O historiador grego Políbio, que viveu no segundo século antes da Era Cristã, escreveu que todas as formas de governo são destruídas pelo seu próprio excesso. Ao longo dos muitos séculos que se seguiram a história parece ter dado razão àquela intuição. Monarquias, ditaduras e repúblicas em todos os tempos e em todos os lugares ruíram quase sempre por causa das suas próprias extravagâncias e pela perda do senso de realidade. Quem passar os olhos pela tumultuada história dos regimes políticos, do império romano à monarquia francesa do século 18 e ao império soviético, vai perceber como essas estruturas de força e poder caíram a um leve sopro, como um mero castelo de cartas.

Qualquer forma de governo sobrevive pelo medo ou pelo consentimento. Sociedades governadas pela força e pela intimidação parecem muito estáveis na superfície, mas pressões subterrâneas têm um poder de corrosão que com o tempo podem destruir as estruturas mais resistentes. Por isto, até as tiranias buscam cultivar a confiança dos governados. Se o regime deixa de entregar bem-estar e prosperidade e se a imagem dos governantes perde a aura de severidade e contenção, mesmo com todo o aparato de segurança o regime rapidamente desmorona sem resistência.

Nas democracias, onde o consentimento é a única fonte do poder, os laços de confiança têm que ser fortes e constantemente alimentados pelas instituições da representatividade. O momento ideal das democracias são os tempos de prosperidade econômica e de mobilidade social. Diante da estagnação econômica e do congelamento da pirâmide social, as instituições e os homens que a dirigem precisam dar provas contundentes de virtude, de integridade e de despojamento, pois do contrário a população se entregará ao primeiro demagogo que falar a língua dos indignados.


Olhando especificamente para o Brasil, as nossas instituições democráticas e os homens que compõem as organizações que exercem o Poder, com raras exceções, perderam o senso da realidade. Não tem qualquer sentido de missão e exercem o poder como um fim em si mesmo. Entre nós o Poder e a sociedade são dois países diferentes, com poucas relações entre si.

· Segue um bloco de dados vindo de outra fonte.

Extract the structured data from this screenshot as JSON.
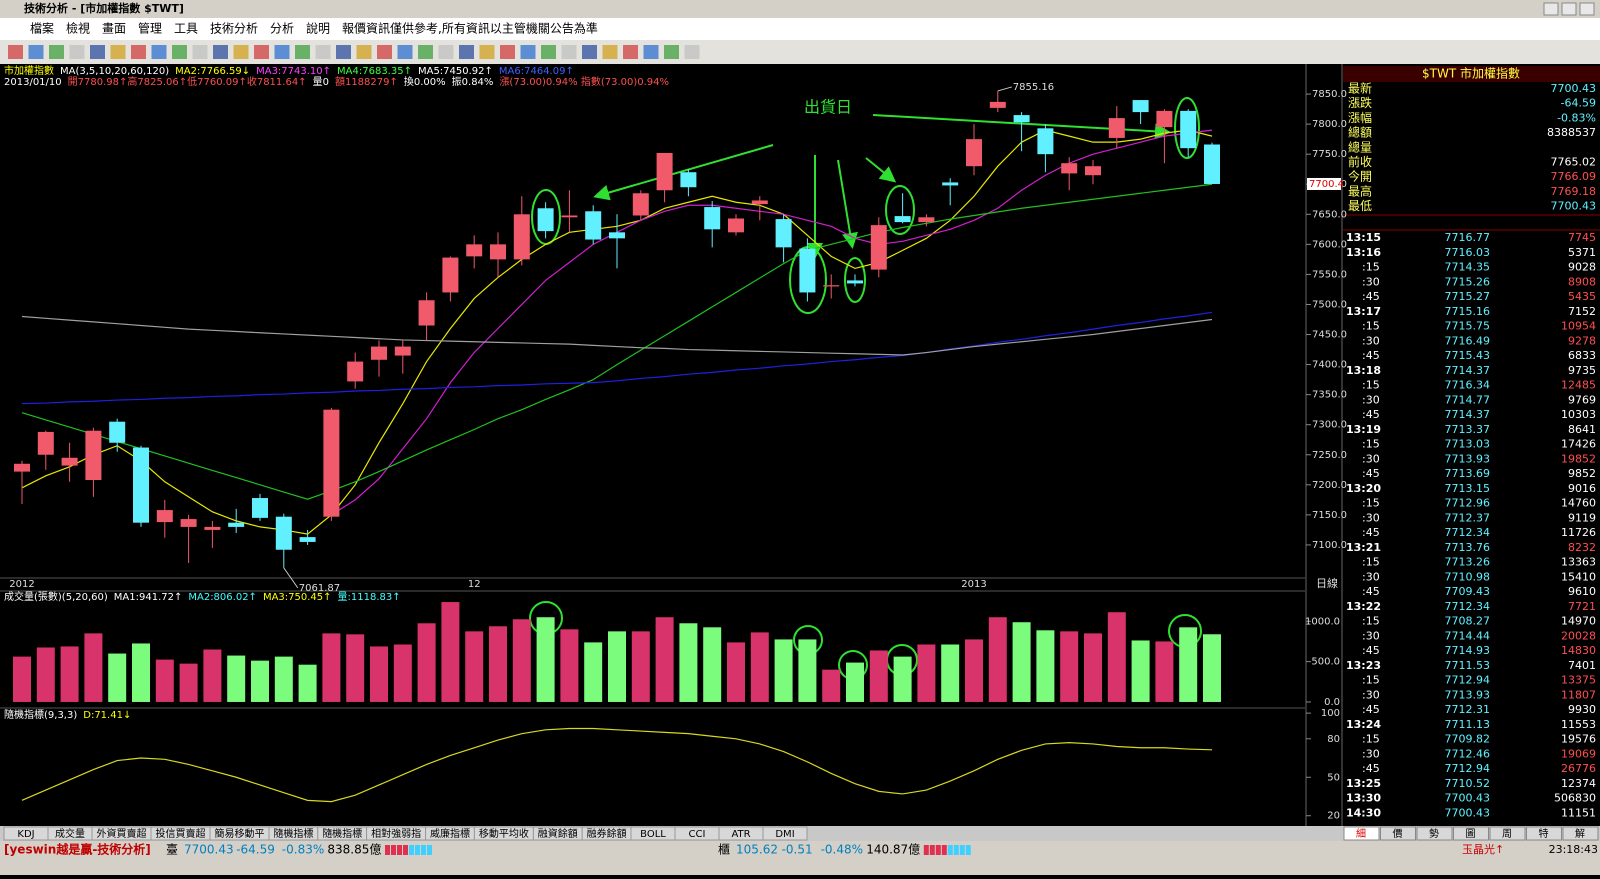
{
  "window_title": "技術分析 - [市加權指數 $TWT]",
  "menu": [
    "檔案",
    "檢視",
    "畫面",
    "管理",
    "工具",
    "技術分析",
    "分析",
    "說明",
    "報價資訊僅供參考,所有資訊以主管機關公告為準"
  ],
  "price_chart": {
    "info_line1": [
      {
        "text": "市加權指數",
        "color": "#ffff00"
      },
      {
        "text": "MA(3,5,10,20,60,120)",
        "color": "#ffffff"
      },
      {
        "text": "MA2:7766.59↓",
        "color": "#ffff00"
      },
      {
        "text": "MA3:7743.10↑",
        "color": "#ff40ff"
      },
      {
        "text": "MA4:7683.35↑",
        "color": "#40ff40"
      },
      {
        "text": "MA5:7450.92↑",
        "color": "#ffffff"
      },
      {
        "text": "MA6:7464.09↑",
        "color": "#4060ff"
      }
    ],
    "info_line2": [
      {
        "text": "2013/01/10",
        "color": "#ffffff"
      },
      {
        "text": "開7780.98↑高7825.06↑低7760.09↑收7811.64↑",
        "color": "#ff5050"
      },
      {
        "text": "量0",
        "color": "#ffffff"
      },
      {
        "text": "額1188279↑",
        "color": "#ff5050"
      },
      {
        "text": "換0.00%",
        "color": "#ffffff"
      },
      {
        "text": "振0.84%",
        "color": "#ffffff"
      },
      {
        "text": "漲(73.00)0.94% 指數(73.00)0.94%",
        "color": "#ff5050"
      }
    ],
    "open": [
      7222,
      7250,
      7232,
      7208,
      7305,
      7262,
      7138,
      7130,
      7125,
      7137,
      7178,
      7147,
      7113,
      7147,
      7372,
      7408,
      7415,
      7465,
      7520,
      7580,
      7575,
      7575,
      7660,
      7645,
      7655,
      7620,
      7648,
      7690,
      7720,
      7662,
      7620,
      7667,
      7642,
      7593,
      7530,
      7540,
      7558,
      7647,
      7637,
      7703,
      7730,
      7827,
      7815,
      7793,
      7718,
      7715,
      7777,
      7840,
      7795,
      7822,
      7766.09
    ],
    "high": [
      7240,
      7290,
      7270,
      7295,
      7310,
      7265,
      7175,
      7150,
      7140,
      7160,
      7185,
      7152,
      7125,
      7328,
      7420,
      7440,
      7440,
      7520,
      7580,
      7615,
      7620,
      7680,
      7670,
      7690,
      7665,
      7650,
      7690,
      7752,
      7725,
      7672,
      7650,
      7680,
      7650,
      7610,
      7550,
      7550,
      7645,
      7685,
      7650,
      7710,
      7800,
      7855.16,
      7820,
      7800,
      7745,
      7740,
      7830,
      7840,
      7825,
      7825,
      7769.18
    ],
    "low": [
      7168,
      7225,
      7205,
      7180,
      7255,
      7130,
      7112,
      7070,
      7095,
      7120,
      7140,
      7061.87,
      7100,
      7140,
      7360,
      7380,
      7385,
      7440,
      7505,
      7560,
      7545,
      7565,
      7610,
      7620,
      7600,
      7560,
      7640,
      7670,
      7680,
      7595,
      7615,
      7640,
      7570,
      7505,
      7510,
      7530,
      7545,
      7635,
      7630,
      7665,
      7715,
      7820,
      7755,
      7720,
      7690,
      7700,
      7760,
      7800,
      7735,
      7745,
      7700.43
    ],
    "close": [
      7235,
      7288,
      7245,
      7290,
      7270,
      7137,
      7158,
      7143,
      7130,
      7130,
      7145,
      7092,
      7105,
      7325,
      7405,
      7430,
      7430,
      7507,
      7578,
      7600,
      7600,
      7650,
      7622,
      7648,
      7608,
      7610,
      7685,
      7752,
      7695,
      7625,
      7643,
      7673,
      7595,
      7520,
      7532,
      7535,
      7632,
      7637,
      7645,
      7698,
      7775,
      7837,
      7803,
      7750,
      7735,
      7730,
      7810,
      7820,
      7822,
      7760,
      7700.43
    ],
    "up_color": "#f05a6a",
    "down_color": "#60f0ff",
    "ma": [
      {
        "color": "#e8e800",
        "values": [
          7195,
          7215,
          7230,
          7250,
          7265,
          7240,
          7205,
          7180,
          7155,
          7140,
          7130,
          7125,
          7118,
          7150,
          7200,
          7270,
          7335,
          7405,
          7460,
          7510,
          7545,
          7575,
          7600,
          7620,
          7625,
          7630,
          7640,
          7660,
          7670,
          7680,
          7670,
          7665,
          7650,
          7615,
          7580,
          7560,
          7570,
          7590,
          7610,
          7640,
          7680,
          7730,
          7770,
          7790,
          7780,
          7770,
          7770,
          7775,
          7785,
          7790,
          7780
        ]
      },
      {
        "color": "#d020d0",
        "values": [
          null,
          null,
          null,
          null,
          null,
          null,
          null,
          null,
          null,
          null,
          null,
          null,
          null,
          7150,
          7175,
          7210,
          7260,
          7310,
          7370,
          7420,
          7460,
          7500,
          7540,
          7570,
          7600,
          7620,
          7640,
          7655,
          7665,
          7665,
          7660,
          7655,
          7650,
          7640,
          7630,
          7610,
          7600,
          7605,
          7615,
          7625,
          7640,
          7660,
          7690,
          7715,
          7735,
          7750,
          7760,
          7770,
          7780,
          7785,
          7790
        ]
      },
      {
        "color": "#20c020",
        "values": [
          7320,
          7308,
          7296,
          7284,
          7272,
          7260,
          7248,
          7236,
          7224,
          7212,
          7200,
          7188,
          7176,
          7190,
          7205,
          7222,
          7240,
          7258,
          7275,
          7292,
          7310,
          7325,
          7342,
          7358,
          7375,
          7400,
          7424,
          7448,
          7472,
          7496,
          7520,
          7544,
          7568,
          7590,
          7600,
          7610,
          7620,
          7628,
          7635,
          7642,
          7648,
          7654,
          7660,
          7665,
          7670,
          7675,
          7680,
          7685,
          7690,
          7695,
          7700
        ]
      },
      {
        "color": "#2020e0",
        "values": [
          7335,
          7336,
          7338,
          7339,
          7341,
          7342,
          7344,
          7345,
          7347,
          7348,
          7350,
          7351,
          7353,
          7354,
          7356,
          7357,
          7359,
          7360,
          7362,
          7363,
          7365,
          7366,
          7368,
          7369,
          7370,
          7373,
          7377,
          7380,
          7384,
          7387,
          7391,
          7394,
          7398,
          7401,
          7405,
          7408,
          7412,
          7415,
          7420,
          7426,
          7431,
          7437,
          7442,
          7448,
          7453,
          7459,
          7465,
          7470,
          7476,
          7481,
          7487
        ]
      },
      {
        "color": "#a0a0a0",
        "values": [
          7480,
          7477,
          7474,
          7471,
          7468,
          7465,
          7462,
          7459,
          7457,
          7455,
          7453,
          7451,
          7449,
          7447,
          7445,
          7443,
          7441,
          7440,
          7439,
          7438,
          7437,
          7436,
          7435,
          7434,
          7432,
          7430,
          7428,
          7427,
          7425,
          7424,
          7423,
          7422,
          7421,
          7420,
          7419,
          7418,
          7417,
          7416,
          7420,
          7425,
          7430,
          7434,
          7438,
          7442,
          7446,
          7450,
          7455,
          7460,
          7465,
          7470,
          7475
        ]
      }
    ],
    "ylim": [
      7045,
      7900
    ],
    "yticks": [
      {
        "value": 7100,
        "label": "7100.0"
      },
      {
        "value": 7150,
        "label": "7150.0"
      },
      {
        "value": 7200,
        "label": "7200.0"
      },
      {
        "value": 7250,
        "label": "7250.0"
      },
      {
        "value": 7300,
        "label": "7300.0"
      },
      {
        "value": 7350,
        "label": "7350.0"
      },
      {
        "value": 7400,
        "label": "7400.0"
      },
      {
        "value": 7450,
        "label": "7450.0"
      },
      {
        "value": 7500,
        "label": "7500.0"
      },
      {
        "value": 7550,
        "label": "7550.0"
      },
      {
        "value": 7600,
        "label": "7600.0"
      },
      {
        "value": 7650,
        "label": "7650.0"
      },
      {
        "value": 7700,
        "label": "7700.0"
      },
      {
        "value": 7750,
        "label": "7750.0"
      },
      {
        "value": 7800,
        "label": "7800.0"
      },
      {
        "value": 7850,
        "label": "7850.0"
      }
    ],
    "last_price_tag": "7700.4",
    "high_label": "7855.16",
    "low_label": "7061.87",
    "annotation": "出貨日",
    "x_labels": [
      "2012",
      null,
      null,
      null,
      null,
      null,
      null,
      null,
      null,
      null,
      null,
      null,
      null,
      null,
      null,
      null,
      null,
      null,
      null,
      "12",
      null,
      null,
      null,
      null,
      null,
      null,
      null,
      null,
      null,
      null,
      null,
      null,
      null,
      null,
      null,
      null,
      null,
      null,
      null,
      null,
      "2013",
      null,
      null,
      null,
      null,
      null,
      null,
      null,
      null,
      null,
      null
    ],
    "period": "日線"
  },
  "volume_chart": {
    "header": [
      {
        "text": "成交量(張數)(5,20,60)",
        "color": "#ffffff"
      },
      {
        "text": "MA1:941.72↑",
        "color": "#ffffff"
      },
      {
        "text": "MA2:806.02↑",
        "color": "#40ffff"
      },
      {
        "text": "MA3:750.45↑",
        "color": "#ffff00"
      },
      {
        "text": "量:1118.83↑",
        "color": "#40ffff"
      }
    ],
    "values": [
      562,
      675,
      688,
      850,
      600,
      725,
      525,
      475,
      650,
      575,
      512,
      562,
      462,
      850,
      838,
      688,
      712,
      975,
      1238,
      875,
      938,
      1025,
      1050,
      900,
      738,
      875,
      875,
      1050,
      975,
      925,
      738,
      862,
      775,
      775,
      400,
      488,
      638,
      562,
      712,
      712,
      775,
      1050,
      988,
      888,
      875,
      850,
      1112,
      762,
      750,
      925,
      838.85
    ],
    "up_color": "#d8336a",
    "down_color": "#7cfc7c",
    "ylim": [
      -50,
      1375
    ],
    "yticks": [
      {
        "value": 0,
        "label": "0.0"
      },
      {
        "value": 500,
        "label": "500.0"
      },
      {
        "value": 1000,
        "label": "1000.0"
      }
    ]
  },
  "kd_chart": {
    "header": [
      {
        "text": "隨機指標(9,3,3)",
        "color": "#ffffff"
      },
      {
        "text": "D:71.41↓",
        "color": "#ffff00"
      }
    ],
    "values": [
      32,
      40,
      48,
      56,
      63,
      65,
      64,
      60,
      55,
      50,
      44,
      38,
      32,
      31,
      36,
      44,
      52,
      60,
      67,
      73,
      79,
      84,
      87,
      88,
      88,
      87,
      86,
      85,
      84,
      82,
      80,
      76,
      70,
      62,
      53,
      45,
      39,
      37,
      40,
      47,
      55,
      64,
      71,
      76,
      77,
      76,
      74,
      73,
      73,
      72,
      71.41
    ],
    "color": "#d8d820",
    "ylim": [
      12,
      104
    ],
    "yticks": [
      20,
      50,
      80,
      100
    ]
  },
  "quote_panel": {
    "title": "$TWT 市加權指數",
    "rows": [
      {
        "label": "最新",
        "value": "7700.43",
        "color": "#60f0ff"
      },
      {
        "label": "漲跌",
        "value": "-64.59",
        "color": "#60f0ff"
      },
      {
        "label": "漲幅",
        "value": "-0.83%",
        "color": "#60f0ff"
      },
      {
        "label": "總額",
        "value": "8388537",
        "color": "#ffffff"
      },
      {
        "label": "總量"
      },
      {
        "label": "前收",
        "value": "7765.02",
        "color": "#ffffff"
      },
      {
        "label": "今開",
        "value": "7766.09",
        "color": "#ff5050"
      },
      {
        "label": "最高",
        "value": "7769.18",
        "color": "#ff5050"
      },
      {
        "label": "最低",
        "value": "7700.43",
        "color": "#60f0ff"
      }
    ],
    "ticks": [
      [
        "13:15",
        "7716.77",
        "7745"
      ],
      [
        "13:16",
        "7716.03",
        "5371"
      ],
      [
        ":15",
        "7714.35",
        "9028"
      ],
      [
        ":30",
        "7715.26",
        "8908"
      ],
      [
        ":45",
        "7715.27",
        "5435"
      ],
      [
        "13:17",
        "7715.16",
        "7152"
      ],
      [
        ":15",
        "7715.75",
        "10954"
      ],
      [
        ":30",
        "7716.49",
        "9278"
      ],
      [
        ":45",
        "7715.43",
        "6833"
      ],
      [
        "13:18",
        "7714.37",
        "9735"
      ],
      [
        ":15",
        "7716.34",
        "12485"
      ],
      [
        ":30",
        "7714.77",
        "9769"
      ],
      [
        ":45",
        "7714.37",
        "10303"
      ],
      [
        "13:19",
        "7713.37",
        "8641"
      ],
      [
        ":15",
        "7713.03",
        "17426"
      ],
      [
        ":30",
        "7713.93",
        "19852"
      ],
      [
        ":45",
        "7713.69",
        "9852"
      ],
      [
        "13:20",
        "7713.15",
        "9016"
      ],
      [
        ":15",
        "7712.96",
        "14760"
      ],
      [
        ":30",
        "7712.37",
        "9119"
      ],
      [
        ":45",
        "7712.34",
        "11726"
      ],
      [
        "13:21",
        "7713.76",
        "8232"
      ],
      [
        ":15",
        "7713.26",
        "13363"
      ],
      [
        ":30",
        "7710.98",
        "15410"
      ],
      [
        ":45",
        "7709.43",
        "9610"
      ],
      [
        "13:22",
        "7712.34",
        "7721"
      ],
      [
        ":15",
        "7708.27",
        "14970"
      ],
      [
        ":30",
        "7714.44",
        "20028"
      ],
      [
        ":45",
        "7714.93",
        "14830"
      ],
      [
        "13:23",
        "7711.53",
        "7401"
      ],
      [
        ":15",
        "7712.94",
        "13375"
      ],
      [
        ":30",
        "7713.93",
        "11807"
      ],
      [
        ":45",
        "7712.31",
        "9930"
      ],
      [
        "13:24",
        "7711.13",
        "11553"
      ],
      [
        ":15",
        "7709.82",
        "19576"
      ],
      [
        ":30",
        "7712.46",
        "19069"
      ],
      [
        ":45",
        "7712.94",
        "26776"
      ],
      [
        "13:25",
        "7710.52",
        "12374"
      ],
      [
        "13:30",
        "7700.43",
        "506830"
      ],
      [
        "14:30",
        "7700.43",
        "11151"
      ]
    ],
    "tabs": [
      "細",
      "價",
      "勢",
      "圖",
      "周",
      "特",
      "解"
    ]
  },
  "indicator_tabs": [
    "KDJ",
    "成交量",
    "外資買賣超",
    "投信買賣超",
    "簡易移動平",
    "隨機指標",
    "隨機指標",
    "相對強弱指",
    "威廉指標",
    "移動平均收",
    "融資餘額",
    "融券餘額",
    "BOLL",
    "CCI",
    "ATR",
    "DMI"
  ],
  "status_bar": {
    "app": "[yeswin越是贏-技術分析]",
    "twse": [
      "臺",
      "7700.43",
      "-64.59",
      "-0.83%",
      "838.85億"
    ],
    "otc": [
      "櫃",
      "105.62",
      "-0.51",
      "-0.48%",
      "140.87億"
    ],
    "stock": "玉晶光↑",
    "time": "23:18:43"
  }
}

O próprio Poder do Estado está em crise em razão dos seus excessos. O Poder Legislativo, na União e nos Estados, tem ultrapassado suas fronteiras, tornando cada vez mais difícil para o Executivo governar. Graças a um sistema eleitoral que dificulta ao eleitor saber em quem verdadeiramente está votando e a um sistema partidário que mais se assemelha a uma franquia comercial, o Legislativo não representa a população. Apesar disso, imobiliza presidente, governadores e prefeitos e se assenhora de parte substancial dos orçamentos, sem qualquer orientação estratégica. Governos parlamentares dão ao Parlamento, além de poder, responsabilidade, em caso de erro ou fracasso. Poder sem responsabilidade leva naturalmente a excessos. O modelo em que vivemos não pode dar certo e alguma consequência haverá.

Do outro lado da Praça dos Três Poderes, infelizmente, os excessos não são a exceção. Nossa Constituição deve ser a mais extensa do mundo, dando às mais comezinhas questões o elevado status constitucional. Em razão disso nossa Corte Constitucional pode apreciar praticamente qualquer assunto, pois sempre haverá uma norma específica ou um princípio geral para justificar, tornando-a praticamente uma quarta instância em nosso sistema judicial. Pode, mas não deveria, e apenas o faz para realçar o seu poder, transformando-se num elemento central na governança do país. Nunca foi esse o papel do Poder Judiciário em uma democracia.

Os excessos constantes e generalizados do Poder Legislativo e da cúpula do Poder Judiciário comprimiram o espaço do Poder Executivo, impedindo-o de governar com um mínimo necessário de autonomia. Num país fortemente polarizado, no qual metade da população torce contra o governo, quase ninguém adverte contra o perigo deste desequilíbrio.

É difícil, ou mesmo inútil, tentar prever o futuro. Uma coisa, no entanto, é certa: nenhum excesso dura para sempre.